Barbosa diz bobagens assombrosas ao deixar a condição de pré-candidato. Mas uma coisa fica: o país que o viu como viável está encalacrado
Se alguém quer saber o bem que Joaquim
Barbosa fez ao Brasil ao desistir de sua candidatura à Presidência da
República, que leia a entrevista que
o valente concedeu ao jornal “Valor Econômico”. É um assombro. O doutor
não se entende nem com os termos técnicos do debate. A razão por que
diz não crer que “esta eleição mude o país” pode ser tomada em sentido
mais geral. Na verdade, ele não crê que o processo eleitoral tenha
serventia para a mudança que ele imagina, seja lá qual for.
Barbosa tem uma visão do Brasil que eu
ousaria chamar ser a de um estrangeiro. O que será que ele quer dizer ao
afirmar que “o Brasil tem problemas estruturais gravíssimos,
sociológicos, históricos, culturais, econômicos”? Digam-me cá: qual
país, nessa perspectiva, não os tem? Ademais, o que quer diz “um problema
sociológico”? Isso não existe! É como afirmar que alguém tem um
“problema termológico” se está com febre ou com hipotermia. A sociologia
oferece um conjunto de ferramentas de análise. E olhem que nem se pode
associá-la a um termômetro porque este é um instrumento de medição
objetiva. A sociologia depende, em grande medida, das escolhas feitas
pelo sociólogo, das suas crenças, da sua ideologia. Onde um “estudioso”
vê um problema, outro, podem acreditar, enxerga uma solução. E, a rigor,
o mesmo se pode dizer mesmo da economia. Há correntes de pensamento
que preferem um pouco mais de inflação com um pouco mais de crescimento.

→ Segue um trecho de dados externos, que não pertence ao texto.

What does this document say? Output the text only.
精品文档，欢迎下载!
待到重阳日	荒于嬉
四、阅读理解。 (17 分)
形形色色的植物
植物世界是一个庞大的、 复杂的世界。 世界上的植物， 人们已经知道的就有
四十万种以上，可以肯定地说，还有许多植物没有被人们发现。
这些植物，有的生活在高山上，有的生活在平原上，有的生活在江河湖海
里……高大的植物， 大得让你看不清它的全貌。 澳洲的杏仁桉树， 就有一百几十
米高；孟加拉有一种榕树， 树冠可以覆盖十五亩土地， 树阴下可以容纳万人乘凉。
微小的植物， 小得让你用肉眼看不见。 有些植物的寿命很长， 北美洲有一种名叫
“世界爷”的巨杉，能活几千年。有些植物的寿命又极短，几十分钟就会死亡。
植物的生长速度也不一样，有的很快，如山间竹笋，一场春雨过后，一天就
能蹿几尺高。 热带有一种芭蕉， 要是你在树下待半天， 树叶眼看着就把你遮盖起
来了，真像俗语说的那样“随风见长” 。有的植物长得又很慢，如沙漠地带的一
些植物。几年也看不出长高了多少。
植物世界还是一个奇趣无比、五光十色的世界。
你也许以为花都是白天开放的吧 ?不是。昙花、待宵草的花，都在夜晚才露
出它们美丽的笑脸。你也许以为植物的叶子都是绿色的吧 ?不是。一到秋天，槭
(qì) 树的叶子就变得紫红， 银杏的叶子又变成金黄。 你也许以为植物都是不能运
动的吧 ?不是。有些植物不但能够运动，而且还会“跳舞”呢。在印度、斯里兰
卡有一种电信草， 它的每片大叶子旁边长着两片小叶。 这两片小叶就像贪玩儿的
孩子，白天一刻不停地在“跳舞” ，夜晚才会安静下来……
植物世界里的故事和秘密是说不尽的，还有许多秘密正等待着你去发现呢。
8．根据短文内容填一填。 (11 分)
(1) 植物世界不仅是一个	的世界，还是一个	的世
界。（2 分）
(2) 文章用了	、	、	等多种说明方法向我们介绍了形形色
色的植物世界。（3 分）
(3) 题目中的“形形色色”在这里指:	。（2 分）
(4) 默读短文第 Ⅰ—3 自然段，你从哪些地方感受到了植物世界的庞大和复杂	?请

E há os que, e me alinho com estes, entendem que piscar para o processo
inflacionário corresponde a flertar com o desastre. Há quem queira mais
estado na economia; há quem prefira menos.
Isso expõe a visão deformada que Barbosa
tem do país, do direito, das instituições. Ele enxerga a realidade
segundo o prisma do defeito, do que tem ter de ser corrigido para
deixá-la a seu gosto, do que nos falta… Pessoas com esse viés, quando
políticas, tendem a fazer grandes besteiras. Por quê? Porque veem o
mundo apenas como uma deformação. Nem mesmo se sentem parte do problema
que detectam; veem-no com distanciamento. As pessoas reais viram meros
objetos de suas estripulias ligadas à engenharia social. Ele dá a entender que uma das razões de
ter desistido está no fato de que há candidatos que querem aprofundar as
desigualdades sociais e de que estes se uniriam contra a sua
candidatura. Entendi. Os outros encarnam “o mal”, e ele, Barbosa, o
“bem”. Assim, o Mal se uniria contra o Bem. Corajosamente, então, ele
decide cair fora.
A entrevista constitui uma formidável
coleção de bobagens. Que ele tenha sido considerado pré-candidato e que
tenha, com efeito, seduzido muita gente — tinha, acreditem!, potencial
de disputar o segundo turno — indica a porcaria que se está fazendo com a
política. Barbosa não é causa de nada. Ele é sintoma. É um sinal dos
anos que vêm pela frente. E, acreditem!, não serão fáceis enquanto não
aprendermos a conciliar o necessário trabalho da polícia com o vital
exercício da política.
Quanto ao olhar estrangeiro, dizer o
quê? Procurador da República, ele pediu licença em 1988 e foi estudar na
França. Quatro anos depois, veio à luz sua tese de doutorado: “A
Suprema Corte e o Sistema Político Brasileiro”. Redigida, originalmente,
em francês, o que pode nos dizer bem seu… francês. Não deixa de ser
notável que alguém decida ficar quatro anos em Paris para tentar
entender direitinho o que se passa com o sistema político brasileiro e
seu tribunal constitucional. Mas entendo: o alarido da brasileira
certamente comprometia a sua concentração. Paris, para essas coisas, é
bem melhor. Afinal, os franceses não têm nossos “problemas sociológicos”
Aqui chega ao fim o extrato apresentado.